With his considerable online expertise blogging, and the recent launch of his website Hyperallergic (Sensitive to Art and its Discontents) ( http://hyperallergic.com ), Harg Vartanian is very conscious of another crucial difference: “Bushwick is truly a virtual community. It’s generally true that cultural communities are built on a common mindset and common values, and nowadays we often find our communities of like-minded people online rather than IRL…

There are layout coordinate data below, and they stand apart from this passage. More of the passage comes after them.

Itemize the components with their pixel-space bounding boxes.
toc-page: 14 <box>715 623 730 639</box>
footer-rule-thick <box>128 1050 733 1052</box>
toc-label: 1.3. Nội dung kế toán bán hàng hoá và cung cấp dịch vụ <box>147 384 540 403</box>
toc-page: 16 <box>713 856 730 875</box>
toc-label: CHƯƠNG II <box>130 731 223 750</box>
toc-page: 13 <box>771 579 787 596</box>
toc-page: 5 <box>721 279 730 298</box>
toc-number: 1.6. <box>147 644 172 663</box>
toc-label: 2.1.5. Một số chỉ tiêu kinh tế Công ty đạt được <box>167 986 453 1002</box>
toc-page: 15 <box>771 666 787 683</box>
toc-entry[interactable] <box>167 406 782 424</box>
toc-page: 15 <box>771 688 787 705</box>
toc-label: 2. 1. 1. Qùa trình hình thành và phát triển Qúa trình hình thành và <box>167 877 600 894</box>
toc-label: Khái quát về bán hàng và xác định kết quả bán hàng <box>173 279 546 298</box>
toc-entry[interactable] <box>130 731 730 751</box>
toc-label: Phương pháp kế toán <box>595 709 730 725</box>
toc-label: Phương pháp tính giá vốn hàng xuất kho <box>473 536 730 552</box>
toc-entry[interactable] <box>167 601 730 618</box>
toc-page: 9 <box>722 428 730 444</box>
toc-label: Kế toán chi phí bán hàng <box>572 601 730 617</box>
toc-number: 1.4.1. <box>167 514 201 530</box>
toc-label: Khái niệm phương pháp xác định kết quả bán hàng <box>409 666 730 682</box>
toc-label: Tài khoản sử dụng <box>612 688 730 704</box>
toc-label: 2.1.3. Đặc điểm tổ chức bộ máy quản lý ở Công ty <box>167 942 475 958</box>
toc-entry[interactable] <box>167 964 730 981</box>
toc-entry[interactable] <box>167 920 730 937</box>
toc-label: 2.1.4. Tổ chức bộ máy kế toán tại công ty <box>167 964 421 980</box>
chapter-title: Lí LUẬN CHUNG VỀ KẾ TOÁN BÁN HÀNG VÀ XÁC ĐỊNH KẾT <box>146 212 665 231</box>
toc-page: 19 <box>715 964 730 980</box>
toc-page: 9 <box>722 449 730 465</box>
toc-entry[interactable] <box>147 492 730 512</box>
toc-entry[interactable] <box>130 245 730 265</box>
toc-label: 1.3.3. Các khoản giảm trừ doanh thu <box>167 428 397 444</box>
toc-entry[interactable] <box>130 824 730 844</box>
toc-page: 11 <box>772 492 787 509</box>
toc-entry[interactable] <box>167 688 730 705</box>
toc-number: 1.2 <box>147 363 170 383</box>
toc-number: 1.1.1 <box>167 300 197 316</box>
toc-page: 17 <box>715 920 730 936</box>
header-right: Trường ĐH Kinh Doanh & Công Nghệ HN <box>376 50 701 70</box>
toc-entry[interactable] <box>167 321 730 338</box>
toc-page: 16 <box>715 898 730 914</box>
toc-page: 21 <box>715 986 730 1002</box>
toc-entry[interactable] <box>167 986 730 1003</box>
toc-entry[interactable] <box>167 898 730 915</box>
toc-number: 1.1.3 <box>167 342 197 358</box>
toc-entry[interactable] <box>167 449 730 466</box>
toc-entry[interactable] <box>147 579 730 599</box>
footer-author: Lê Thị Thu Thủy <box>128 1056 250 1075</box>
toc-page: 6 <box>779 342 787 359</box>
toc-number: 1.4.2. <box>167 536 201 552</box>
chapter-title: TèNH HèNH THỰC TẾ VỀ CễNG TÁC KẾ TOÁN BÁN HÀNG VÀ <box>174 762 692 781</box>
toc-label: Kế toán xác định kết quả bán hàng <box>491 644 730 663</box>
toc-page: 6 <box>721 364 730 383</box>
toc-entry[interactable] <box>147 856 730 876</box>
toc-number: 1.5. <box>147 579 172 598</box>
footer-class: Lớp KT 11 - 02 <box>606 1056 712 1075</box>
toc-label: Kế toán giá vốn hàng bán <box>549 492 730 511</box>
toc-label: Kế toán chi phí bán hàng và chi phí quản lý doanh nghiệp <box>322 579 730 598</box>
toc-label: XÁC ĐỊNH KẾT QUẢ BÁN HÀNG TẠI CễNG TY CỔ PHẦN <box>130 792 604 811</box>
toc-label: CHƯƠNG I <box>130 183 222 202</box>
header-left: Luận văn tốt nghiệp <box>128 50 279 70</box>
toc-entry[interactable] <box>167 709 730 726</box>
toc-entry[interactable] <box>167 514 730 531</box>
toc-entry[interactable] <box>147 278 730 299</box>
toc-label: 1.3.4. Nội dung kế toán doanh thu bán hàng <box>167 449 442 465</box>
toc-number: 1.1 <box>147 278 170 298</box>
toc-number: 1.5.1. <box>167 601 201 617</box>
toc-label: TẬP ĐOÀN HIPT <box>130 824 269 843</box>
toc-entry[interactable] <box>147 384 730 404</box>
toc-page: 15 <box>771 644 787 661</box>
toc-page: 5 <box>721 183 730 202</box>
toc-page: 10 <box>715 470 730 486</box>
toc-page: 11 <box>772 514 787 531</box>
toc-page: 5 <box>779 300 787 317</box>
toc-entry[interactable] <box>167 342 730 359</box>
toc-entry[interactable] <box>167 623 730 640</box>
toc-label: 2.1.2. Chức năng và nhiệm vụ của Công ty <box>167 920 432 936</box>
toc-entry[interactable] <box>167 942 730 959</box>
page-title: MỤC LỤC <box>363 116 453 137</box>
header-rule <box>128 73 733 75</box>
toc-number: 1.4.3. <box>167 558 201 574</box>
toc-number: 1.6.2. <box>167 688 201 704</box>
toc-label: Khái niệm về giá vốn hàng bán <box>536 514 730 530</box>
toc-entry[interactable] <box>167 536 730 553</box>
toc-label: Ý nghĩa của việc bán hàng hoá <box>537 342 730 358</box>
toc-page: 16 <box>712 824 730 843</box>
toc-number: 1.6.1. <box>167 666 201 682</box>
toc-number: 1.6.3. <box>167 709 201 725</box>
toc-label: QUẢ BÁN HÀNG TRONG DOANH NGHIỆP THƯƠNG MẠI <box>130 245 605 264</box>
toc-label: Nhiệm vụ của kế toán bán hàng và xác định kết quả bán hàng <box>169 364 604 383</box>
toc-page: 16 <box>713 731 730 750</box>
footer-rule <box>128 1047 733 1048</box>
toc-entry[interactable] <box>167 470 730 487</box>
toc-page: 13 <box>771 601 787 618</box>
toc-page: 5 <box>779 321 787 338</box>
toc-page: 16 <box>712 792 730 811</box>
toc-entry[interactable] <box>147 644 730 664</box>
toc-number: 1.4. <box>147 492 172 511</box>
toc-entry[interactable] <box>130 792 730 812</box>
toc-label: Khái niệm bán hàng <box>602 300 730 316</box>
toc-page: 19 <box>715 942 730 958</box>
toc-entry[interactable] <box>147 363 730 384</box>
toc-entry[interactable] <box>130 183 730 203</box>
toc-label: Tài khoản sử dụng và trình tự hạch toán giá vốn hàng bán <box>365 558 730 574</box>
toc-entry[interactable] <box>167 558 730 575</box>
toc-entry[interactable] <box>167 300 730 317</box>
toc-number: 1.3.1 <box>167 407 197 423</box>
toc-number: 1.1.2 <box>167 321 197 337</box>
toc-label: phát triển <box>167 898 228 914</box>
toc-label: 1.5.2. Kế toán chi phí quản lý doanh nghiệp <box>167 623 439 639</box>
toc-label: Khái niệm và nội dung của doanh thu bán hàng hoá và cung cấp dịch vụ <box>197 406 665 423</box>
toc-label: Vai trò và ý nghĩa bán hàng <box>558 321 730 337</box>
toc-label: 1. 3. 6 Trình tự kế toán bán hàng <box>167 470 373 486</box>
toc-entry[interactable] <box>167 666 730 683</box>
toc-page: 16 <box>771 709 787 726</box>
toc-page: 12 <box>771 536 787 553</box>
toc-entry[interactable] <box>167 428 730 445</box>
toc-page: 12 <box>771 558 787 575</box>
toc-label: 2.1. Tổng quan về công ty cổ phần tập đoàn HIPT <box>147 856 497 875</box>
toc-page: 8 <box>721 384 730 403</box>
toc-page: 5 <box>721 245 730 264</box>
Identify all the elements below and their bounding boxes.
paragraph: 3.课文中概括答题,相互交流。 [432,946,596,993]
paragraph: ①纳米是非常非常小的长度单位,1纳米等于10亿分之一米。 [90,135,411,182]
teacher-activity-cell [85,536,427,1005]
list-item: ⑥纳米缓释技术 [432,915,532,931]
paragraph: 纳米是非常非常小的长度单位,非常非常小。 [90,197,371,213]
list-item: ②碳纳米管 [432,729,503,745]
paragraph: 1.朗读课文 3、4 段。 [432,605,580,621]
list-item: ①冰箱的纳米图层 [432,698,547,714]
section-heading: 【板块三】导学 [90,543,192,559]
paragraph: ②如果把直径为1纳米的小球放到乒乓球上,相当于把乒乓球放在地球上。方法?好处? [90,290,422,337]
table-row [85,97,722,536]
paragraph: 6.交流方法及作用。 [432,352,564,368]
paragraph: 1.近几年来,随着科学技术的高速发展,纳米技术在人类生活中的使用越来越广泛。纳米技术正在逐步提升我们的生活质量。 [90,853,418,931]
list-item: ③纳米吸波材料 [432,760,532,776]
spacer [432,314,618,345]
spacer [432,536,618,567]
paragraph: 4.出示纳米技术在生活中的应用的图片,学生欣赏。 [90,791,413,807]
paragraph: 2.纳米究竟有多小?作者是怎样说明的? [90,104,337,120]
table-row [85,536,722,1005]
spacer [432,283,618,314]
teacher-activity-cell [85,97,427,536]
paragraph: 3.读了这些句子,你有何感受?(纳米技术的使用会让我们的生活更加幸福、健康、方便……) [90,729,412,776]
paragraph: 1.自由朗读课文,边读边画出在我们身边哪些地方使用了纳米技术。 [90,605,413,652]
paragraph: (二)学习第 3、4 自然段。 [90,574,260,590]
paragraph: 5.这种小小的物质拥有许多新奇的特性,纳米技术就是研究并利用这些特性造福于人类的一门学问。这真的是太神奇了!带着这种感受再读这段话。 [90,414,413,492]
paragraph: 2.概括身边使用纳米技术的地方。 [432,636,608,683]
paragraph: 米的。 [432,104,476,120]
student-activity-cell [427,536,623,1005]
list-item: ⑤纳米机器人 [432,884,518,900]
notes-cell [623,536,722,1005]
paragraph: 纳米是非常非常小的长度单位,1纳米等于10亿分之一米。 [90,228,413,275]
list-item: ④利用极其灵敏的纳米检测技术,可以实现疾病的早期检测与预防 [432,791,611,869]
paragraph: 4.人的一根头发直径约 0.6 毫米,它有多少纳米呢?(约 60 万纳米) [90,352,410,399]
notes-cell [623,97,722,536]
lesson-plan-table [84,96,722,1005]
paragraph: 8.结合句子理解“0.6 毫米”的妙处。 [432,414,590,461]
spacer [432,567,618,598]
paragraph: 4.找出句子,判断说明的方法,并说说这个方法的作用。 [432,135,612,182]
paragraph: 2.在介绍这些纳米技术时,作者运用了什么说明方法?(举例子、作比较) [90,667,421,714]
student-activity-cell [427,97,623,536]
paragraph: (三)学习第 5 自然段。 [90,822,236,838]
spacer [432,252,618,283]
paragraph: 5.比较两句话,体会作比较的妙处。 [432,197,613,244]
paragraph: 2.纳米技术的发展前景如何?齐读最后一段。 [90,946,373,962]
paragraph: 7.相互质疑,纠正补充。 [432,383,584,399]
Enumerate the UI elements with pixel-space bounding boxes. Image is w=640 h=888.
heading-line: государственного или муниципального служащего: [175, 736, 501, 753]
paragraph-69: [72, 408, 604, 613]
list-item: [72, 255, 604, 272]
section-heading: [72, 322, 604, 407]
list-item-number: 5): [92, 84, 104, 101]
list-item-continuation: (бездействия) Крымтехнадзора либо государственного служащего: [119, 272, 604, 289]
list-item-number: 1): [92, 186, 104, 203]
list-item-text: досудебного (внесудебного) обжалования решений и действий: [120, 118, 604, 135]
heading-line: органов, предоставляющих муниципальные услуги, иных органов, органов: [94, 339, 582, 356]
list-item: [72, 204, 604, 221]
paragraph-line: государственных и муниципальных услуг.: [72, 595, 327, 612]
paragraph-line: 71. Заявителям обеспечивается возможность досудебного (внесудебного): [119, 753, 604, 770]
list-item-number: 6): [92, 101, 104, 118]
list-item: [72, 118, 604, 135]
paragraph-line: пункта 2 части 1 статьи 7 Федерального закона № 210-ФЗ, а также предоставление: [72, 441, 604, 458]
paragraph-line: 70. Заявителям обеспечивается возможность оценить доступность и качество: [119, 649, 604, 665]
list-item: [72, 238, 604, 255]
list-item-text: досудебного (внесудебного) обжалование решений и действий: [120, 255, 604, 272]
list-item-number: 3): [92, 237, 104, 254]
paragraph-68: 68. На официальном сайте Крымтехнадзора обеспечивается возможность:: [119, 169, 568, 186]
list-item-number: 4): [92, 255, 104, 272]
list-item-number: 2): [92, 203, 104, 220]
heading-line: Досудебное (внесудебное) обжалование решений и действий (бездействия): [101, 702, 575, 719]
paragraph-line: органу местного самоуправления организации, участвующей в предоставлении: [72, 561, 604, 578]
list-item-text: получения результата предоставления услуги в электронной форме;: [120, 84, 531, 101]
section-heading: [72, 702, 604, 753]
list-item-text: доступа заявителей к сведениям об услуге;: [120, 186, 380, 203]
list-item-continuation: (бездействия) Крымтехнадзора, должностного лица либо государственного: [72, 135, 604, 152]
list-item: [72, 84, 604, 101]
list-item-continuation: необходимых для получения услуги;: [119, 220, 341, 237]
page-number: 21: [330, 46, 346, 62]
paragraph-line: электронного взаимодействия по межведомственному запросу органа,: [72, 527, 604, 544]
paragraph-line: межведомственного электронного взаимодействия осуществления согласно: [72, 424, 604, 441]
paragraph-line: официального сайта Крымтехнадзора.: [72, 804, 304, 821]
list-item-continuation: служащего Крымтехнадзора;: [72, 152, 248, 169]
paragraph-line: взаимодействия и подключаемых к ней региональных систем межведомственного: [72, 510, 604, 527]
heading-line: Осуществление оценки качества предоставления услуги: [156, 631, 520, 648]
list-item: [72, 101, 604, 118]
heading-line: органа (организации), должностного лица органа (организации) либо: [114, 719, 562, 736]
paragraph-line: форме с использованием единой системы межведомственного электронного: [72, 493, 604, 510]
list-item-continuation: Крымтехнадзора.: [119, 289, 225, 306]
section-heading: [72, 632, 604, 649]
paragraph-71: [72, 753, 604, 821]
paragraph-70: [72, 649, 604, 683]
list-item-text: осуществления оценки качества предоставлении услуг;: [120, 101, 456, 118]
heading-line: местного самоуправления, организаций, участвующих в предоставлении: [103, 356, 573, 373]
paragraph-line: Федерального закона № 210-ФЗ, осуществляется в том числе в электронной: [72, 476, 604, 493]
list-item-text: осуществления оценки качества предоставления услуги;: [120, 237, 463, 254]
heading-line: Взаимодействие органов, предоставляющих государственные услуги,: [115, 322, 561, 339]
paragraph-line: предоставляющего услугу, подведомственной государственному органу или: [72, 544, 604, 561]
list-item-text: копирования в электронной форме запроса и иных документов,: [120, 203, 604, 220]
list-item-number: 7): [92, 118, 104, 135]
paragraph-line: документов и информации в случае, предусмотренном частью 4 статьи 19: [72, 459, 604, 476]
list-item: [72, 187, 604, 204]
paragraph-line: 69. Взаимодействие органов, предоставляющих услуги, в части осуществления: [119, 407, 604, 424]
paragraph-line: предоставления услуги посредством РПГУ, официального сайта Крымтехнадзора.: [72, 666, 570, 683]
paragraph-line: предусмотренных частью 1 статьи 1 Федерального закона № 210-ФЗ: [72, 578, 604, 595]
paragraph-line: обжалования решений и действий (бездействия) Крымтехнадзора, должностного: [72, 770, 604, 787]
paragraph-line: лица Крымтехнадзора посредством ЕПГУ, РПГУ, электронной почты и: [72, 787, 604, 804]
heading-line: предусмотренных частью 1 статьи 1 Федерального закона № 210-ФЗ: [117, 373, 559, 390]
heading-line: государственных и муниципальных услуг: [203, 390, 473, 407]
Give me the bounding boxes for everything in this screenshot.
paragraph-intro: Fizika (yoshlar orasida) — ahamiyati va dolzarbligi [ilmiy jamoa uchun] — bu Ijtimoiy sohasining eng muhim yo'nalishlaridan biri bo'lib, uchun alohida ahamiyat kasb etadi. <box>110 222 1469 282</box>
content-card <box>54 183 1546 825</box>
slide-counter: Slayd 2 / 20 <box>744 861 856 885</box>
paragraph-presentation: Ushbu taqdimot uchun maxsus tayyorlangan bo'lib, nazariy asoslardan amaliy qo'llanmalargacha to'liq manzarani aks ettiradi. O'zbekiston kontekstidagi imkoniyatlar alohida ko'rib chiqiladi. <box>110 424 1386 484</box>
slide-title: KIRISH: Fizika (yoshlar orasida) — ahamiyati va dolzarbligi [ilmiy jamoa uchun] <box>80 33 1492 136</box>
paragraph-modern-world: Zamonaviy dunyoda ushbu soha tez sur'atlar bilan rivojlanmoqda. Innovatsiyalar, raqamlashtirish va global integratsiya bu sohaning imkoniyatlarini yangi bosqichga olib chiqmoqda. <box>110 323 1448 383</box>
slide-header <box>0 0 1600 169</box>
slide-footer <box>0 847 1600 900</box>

I think it’s natural that the blogosphere takes the lead in the Bushwick hype since no mainstream media sources are going to spend resources on a community that doesn’t interest their advertisers…. The other reason the blogosphere took the lead was that the community is young and young people get most of their news online. I remember loft buildings had MySpace pages and everyone’s band, art group, etc., interacted via Friendster, MySpace, and later Facebook; it was where our community ‘lived’ and still lives.”

To wrap up, although there was something in excess of 250 listings in the last BOS guide, it wasn’t until I noticed a couple of trendy European-style cafes, fashion boutiques, a loft hostel and a humongous, high-tech gym on a strip that only a couple of years ago was an industrial wasteland that it became frighteningly obvious: Bushwick had arrived. Despite galleries closing and scaling back, the openings of Storefront, a partnership of Jason Andrew, director of Norte Maar, and Debra Brown (16 Wilson Avenue); Famous Accountants, a collaboration between artists Ellen Letcher and Kevin Regan deep in the “Wick” at 1673 Gates Avenue; and the debut of Regina Rex, an artists’ collaborative at 1717 Troutman Street, signal the vibrancy of the Bushwick scene. Regardless of denials by interviewees, no fewer than five identified propaganda techniques were employed in this essay and that, at least, is the truth.